Eu, que nada assisti da cerimônia do Oscar, acordei na última segunda-feira com a Glória Pires na boca do povo, como não estava desde os tempos de Ruth e Raquel, talvez – quando as novelas eram parte muito maior da vida de todo mundo. Fui entender a situação e, grosso modo, vi que a atriz foi inusitadamente convidada a comentar o Oscar, feito que acabou virando um festival de memes e piadas pela internet a fora com o que disse sobre as obras e artistas indicados. Houve os lacônicos: “Bacana”; os que denunciavam seu despreparo: “Não assisti” e aqueles em que ela optou por assumir seu papel de atriz, e não especialista em cinema: “Não me sinto capaz de opinar.”
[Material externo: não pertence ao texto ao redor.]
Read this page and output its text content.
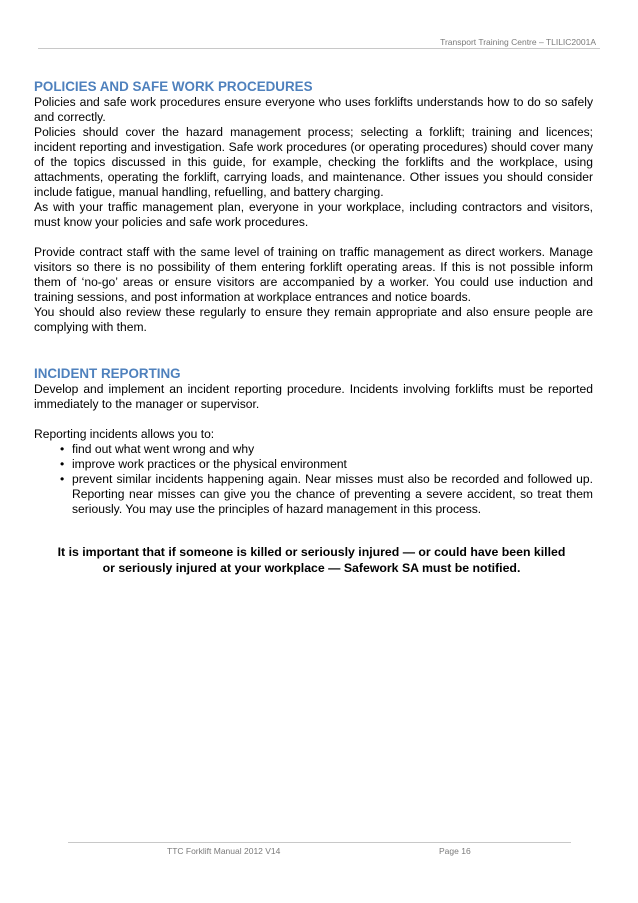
Transport Training Centre – TLILIC2001A
POLICIES AND SAFE WORK PROCEDURES

Policies and safe work procedures ensure everyone who uses forklifts understands how to do so safely and correctly.

Policies should cover the hazard management process; selecting a forklift; training and licences; incident reporting and investigation. Safe work procedures (or operating procedures) should cover many of the topics discussed in this guide, for example, checking the forklifts and the workplace, using attachments, operating the forklift, carrying loads, and maintenance. Other issues you should consider include fatigue, manual handling, refuelling, and battery charging.

As with your traffic management plan, everyone in your workplace, including contractors and visitors, must know your policies and safe work procedures.

Provide contract staff with the same level of training on traffic management as direct workers. Manage visitors so there is no possibility of them entering forklift operating areas. If this is not possible inform them of ‘no-go’ areas or ensure visitors are accompanied by a worker. You could use induction and training sessions, and post information at workplace entrances and notice boards.

You should also review these regularly to ensure they remain appropriate and also ensure people are complying with them.

INCIDENT REPORTING

Develop and implement an incident reporting procedure. Incidents involving forklifts must be reported immediately to the manager or supervisor.

Reporting incidents allows you to:

• find out what went wrong and why
• improve work practices or the physical environment
• prevent similar incidents happening again. Near misses must also be recorded and followed up. Reporting near misses can give you the chance of preventing a severe accident, so treat them seriously. You may use the principles of hazard management in this process.
It is important that if someone is killed or seriously injured — or could have been killed
or seriously injured at your workplace — Safework SA must be notified.
TTC Forklift Manual 2012 V14	Page 16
Confesso que ri bastante de algumas das brincadeiras e acho, honestamente, que a Glória devia ter se munido melhor de argumentos antes de topar a roubada de comentar o Oscar. Mas me solidarizei, porque tem sempre aquele favor que um chefe, um amigo querido ou um parente nos pedem e, mesmo quando não somos a pessoa mais indicada para quebrar o galho, topamos. Quem nunca? Eu, trouxa que sou, sempre. Pensei também que, nesses tempos em que todo mundo se autonomeia expert de qualquer assunto, é muito reconfortante saber que há quem decline ao tão almejado lugar de dar opinião.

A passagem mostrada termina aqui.